Why Most People Fail at Keeping Resolutions

Why Most People Fail to Keep Their Resolutions by Dr. Scott Yorkovich

Photo by dantada, Available at www.morguefile.com

It’s New Year’s Resolution time again. I will lose 35 lbs. I will exercise 4 times each week. I will stop at Caribou only twice each week. I will watch less TV. I will have devotions every day. I will read non-fiction 30 minutes each day. I will keep my checkbook balanced. I will get my taxes done early. The list of resolution possibilities is endless. The truth is that most of us never fully integrate a single New Year’s Resolution into long-term living. Why?

It helps to understand that a New Year’s Resolution is essentially the declaration of a priority. “I will bring lunch from home 3 times each week,” indicates one or more new priorities: tighter control on discretionary spending and perhaps healthier eating. Thoughtful priority setting helps you get a grip on what is important. For example, my work is important; it helps me fulfill my God-given purpose, but not at the expense of family time with my wife and kids. Thinking this through helps me know what is important when I have to make difficult decisions. (You might think I am suggesting a “balanced living” approach. I am not. See my previous article The Fallacy of Balanced Living.)

So if setting priorities is helpful, and New Year’s Resolutions are essentially priority-setting, why do we fail to keep such resolutions? There are two problems that prevent resolutions from lasting.

Problem 1: Forgetting to include God in your priorities

Ask a handful of people what their New Year’s Resolutions are. How often do people include God in those priorities? Rarely. Even the resolution, “I will have devotions every day,” is not really about God. It is really about self-discipline and control of your time. When we do not include God in our priorities, we essentially de-prioritize him and put ourselves first. King Saul and Jonah both tried to push God out. How well did that work? You cannot push God to the periphery of your priorities. He will let you make the choice, but the results will not be good.

So, the solution is to put God at the head of my priority list, right? No.

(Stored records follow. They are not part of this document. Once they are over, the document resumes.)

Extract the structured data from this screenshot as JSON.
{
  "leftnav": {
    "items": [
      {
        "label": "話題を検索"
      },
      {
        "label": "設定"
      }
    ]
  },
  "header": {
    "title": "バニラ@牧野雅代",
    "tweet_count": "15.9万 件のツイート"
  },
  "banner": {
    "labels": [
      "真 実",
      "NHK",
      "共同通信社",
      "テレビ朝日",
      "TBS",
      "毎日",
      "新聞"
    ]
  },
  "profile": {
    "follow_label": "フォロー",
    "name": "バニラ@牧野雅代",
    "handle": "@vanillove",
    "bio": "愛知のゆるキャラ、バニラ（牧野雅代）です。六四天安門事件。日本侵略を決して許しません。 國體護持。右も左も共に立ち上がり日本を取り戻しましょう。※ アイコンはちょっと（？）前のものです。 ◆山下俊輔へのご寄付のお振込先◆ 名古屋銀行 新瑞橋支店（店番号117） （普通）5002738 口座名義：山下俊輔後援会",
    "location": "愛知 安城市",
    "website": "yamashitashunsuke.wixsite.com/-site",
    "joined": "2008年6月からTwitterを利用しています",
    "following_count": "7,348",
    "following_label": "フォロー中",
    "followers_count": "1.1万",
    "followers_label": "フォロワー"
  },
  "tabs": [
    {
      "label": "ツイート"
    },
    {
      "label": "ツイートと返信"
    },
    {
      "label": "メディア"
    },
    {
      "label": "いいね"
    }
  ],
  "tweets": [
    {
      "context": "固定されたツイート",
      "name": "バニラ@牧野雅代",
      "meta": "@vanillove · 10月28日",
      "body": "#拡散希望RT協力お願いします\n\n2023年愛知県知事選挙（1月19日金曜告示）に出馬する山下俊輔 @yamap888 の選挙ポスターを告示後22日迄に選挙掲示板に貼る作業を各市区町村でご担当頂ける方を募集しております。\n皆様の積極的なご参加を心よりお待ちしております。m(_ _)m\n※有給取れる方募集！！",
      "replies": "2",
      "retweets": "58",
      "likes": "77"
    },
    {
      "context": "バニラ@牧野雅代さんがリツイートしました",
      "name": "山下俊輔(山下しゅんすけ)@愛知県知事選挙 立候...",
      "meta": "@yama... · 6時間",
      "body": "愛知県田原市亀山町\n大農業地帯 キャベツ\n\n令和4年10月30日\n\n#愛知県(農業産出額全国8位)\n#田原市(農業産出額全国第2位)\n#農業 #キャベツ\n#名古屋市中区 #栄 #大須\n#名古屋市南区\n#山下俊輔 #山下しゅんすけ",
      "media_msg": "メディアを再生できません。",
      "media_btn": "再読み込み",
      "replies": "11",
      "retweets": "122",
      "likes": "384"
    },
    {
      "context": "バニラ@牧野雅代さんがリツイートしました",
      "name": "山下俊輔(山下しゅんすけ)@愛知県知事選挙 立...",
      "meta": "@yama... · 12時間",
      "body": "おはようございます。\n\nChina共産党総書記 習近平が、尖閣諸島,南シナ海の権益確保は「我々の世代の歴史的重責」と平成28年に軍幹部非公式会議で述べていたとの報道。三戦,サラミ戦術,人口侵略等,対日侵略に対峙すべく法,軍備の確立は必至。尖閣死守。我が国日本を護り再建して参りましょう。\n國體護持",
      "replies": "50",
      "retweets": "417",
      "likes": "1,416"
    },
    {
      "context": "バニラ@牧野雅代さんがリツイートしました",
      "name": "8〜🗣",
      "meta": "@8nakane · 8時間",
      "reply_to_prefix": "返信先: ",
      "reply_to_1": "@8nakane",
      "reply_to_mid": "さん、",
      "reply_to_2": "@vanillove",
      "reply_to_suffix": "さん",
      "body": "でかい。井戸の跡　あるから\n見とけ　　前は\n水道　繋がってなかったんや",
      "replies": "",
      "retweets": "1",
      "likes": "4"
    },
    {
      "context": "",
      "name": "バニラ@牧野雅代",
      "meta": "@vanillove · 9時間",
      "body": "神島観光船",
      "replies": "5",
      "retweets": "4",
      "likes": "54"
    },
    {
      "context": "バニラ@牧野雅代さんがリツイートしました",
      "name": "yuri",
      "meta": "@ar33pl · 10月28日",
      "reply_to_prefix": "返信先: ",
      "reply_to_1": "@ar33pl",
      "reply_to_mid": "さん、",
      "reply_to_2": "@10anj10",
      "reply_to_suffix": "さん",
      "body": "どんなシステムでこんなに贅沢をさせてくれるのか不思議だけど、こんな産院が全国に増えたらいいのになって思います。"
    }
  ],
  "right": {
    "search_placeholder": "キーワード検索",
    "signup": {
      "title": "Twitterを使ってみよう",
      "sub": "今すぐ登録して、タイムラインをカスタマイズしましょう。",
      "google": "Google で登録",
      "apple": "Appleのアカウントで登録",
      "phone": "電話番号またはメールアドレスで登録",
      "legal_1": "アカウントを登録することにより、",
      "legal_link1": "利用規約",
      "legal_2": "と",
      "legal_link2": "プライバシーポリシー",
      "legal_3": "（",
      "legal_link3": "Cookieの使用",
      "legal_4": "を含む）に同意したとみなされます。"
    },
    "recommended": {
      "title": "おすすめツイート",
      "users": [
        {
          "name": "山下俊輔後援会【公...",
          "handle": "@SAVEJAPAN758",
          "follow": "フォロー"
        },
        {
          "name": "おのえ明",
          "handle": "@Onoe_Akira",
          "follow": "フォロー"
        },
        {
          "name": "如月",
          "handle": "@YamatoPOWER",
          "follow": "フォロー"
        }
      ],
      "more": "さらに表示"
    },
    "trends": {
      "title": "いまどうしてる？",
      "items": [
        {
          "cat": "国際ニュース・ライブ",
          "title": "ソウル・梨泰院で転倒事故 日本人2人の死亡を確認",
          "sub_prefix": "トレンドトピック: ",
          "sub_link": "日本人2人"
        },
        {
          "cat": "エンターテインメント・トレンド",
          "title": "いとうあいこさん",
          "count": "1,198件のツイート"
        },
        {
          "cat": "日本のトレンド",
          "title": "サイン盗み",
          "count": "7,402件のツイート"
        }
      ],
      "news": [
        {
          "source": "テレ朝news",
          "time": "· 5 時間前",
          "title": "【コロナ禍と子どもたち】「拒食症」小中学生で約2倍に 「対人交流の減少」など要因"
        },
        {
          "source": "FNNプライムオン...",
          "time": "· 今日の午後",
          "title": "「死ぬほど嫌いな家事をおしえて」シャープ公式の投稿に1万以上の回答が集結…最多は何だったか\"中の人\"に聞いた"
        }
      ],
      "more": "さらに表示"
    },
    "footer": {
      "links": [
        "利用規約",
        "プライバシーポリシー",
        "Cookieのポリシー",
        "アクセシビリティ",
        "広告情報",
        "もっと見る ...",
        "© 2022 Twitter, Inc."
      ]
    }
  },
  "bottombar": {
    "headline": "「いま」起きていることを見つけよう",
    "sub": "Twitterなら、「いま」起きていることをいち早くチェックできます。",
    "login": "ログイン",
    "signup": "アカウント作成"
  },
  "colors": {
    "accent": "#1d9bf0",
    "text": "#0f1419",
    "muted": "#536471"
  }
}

Problem 2: Thinking that it works to put God as your first priority

When people of any faith are asked, “What are your highest priorities?” they usually place faith, or God, or spiritual life, or something similar at the top of their list. They are declaring that the spiritual dimension of life is more important than work, education, finance, recreation, and even family. That’s not what God asks of us, though. God wants us to live an integrated life.

When Jesus was asked, “What is the greatest commandment?” He answered, “You shall love the Lord your God with all your heart, and with all your soul, and with all your mind” (Matthew 22:37, NASB). What does it mean to love God with all your heart, soul, and mind? God created you. He knows your passions (he put them in your heart!). He knows how you feel and how you think (he wired you that way!). God also created a beautiful place, with abundant resources, for us to live and work, and he created us with the ability to invent and create. God gave us dynamic lives and he wants us to live life fully.

God does not want us to put him at the top of the priority list, though. He wants us to place him at the center of all aspects of this dynamic life. He wants us to live an integrated life with him at the center.

For years, my own priority list has been:

  1. Faith
  2. Family
  3. Work
  4. Additional Interests

I now realize that Faith should no longer be put at the top of the list. Instead, my list of priorities should look like this:

  1. God-centered Family Life
  2. God-centered Work
  3. God-centered Additional Interests

The critical reader will counter that all I am doing is placing my faith as a higher priority than these other elements. No, that is not what I am suggesting. God is supreme and above all things, but an effective, spirit-filled life cannot segment life into boxes or lists. God did not create us to live segmented lives and we cannot live effectively without integrating God into all that we do, placing him at the center.

There are at least three characters in scripture who exemplify putting God at the center: Joseph, Daniel, and Paul. I challenge you to examine any of these for a greater understanding of how to prioritize your life. I think you’ll find that with the right approach to priorities, you will never again need to set New Year’s Resolutions.

The Apostle Paul has a good reminder on this subject: “For from Him and through Him and to Him are all things. To Him be the glory forever. Amen” (Romans 11:36, NASB).

Thanks to Pastor Harold at Chats With God for the inspiration for this article.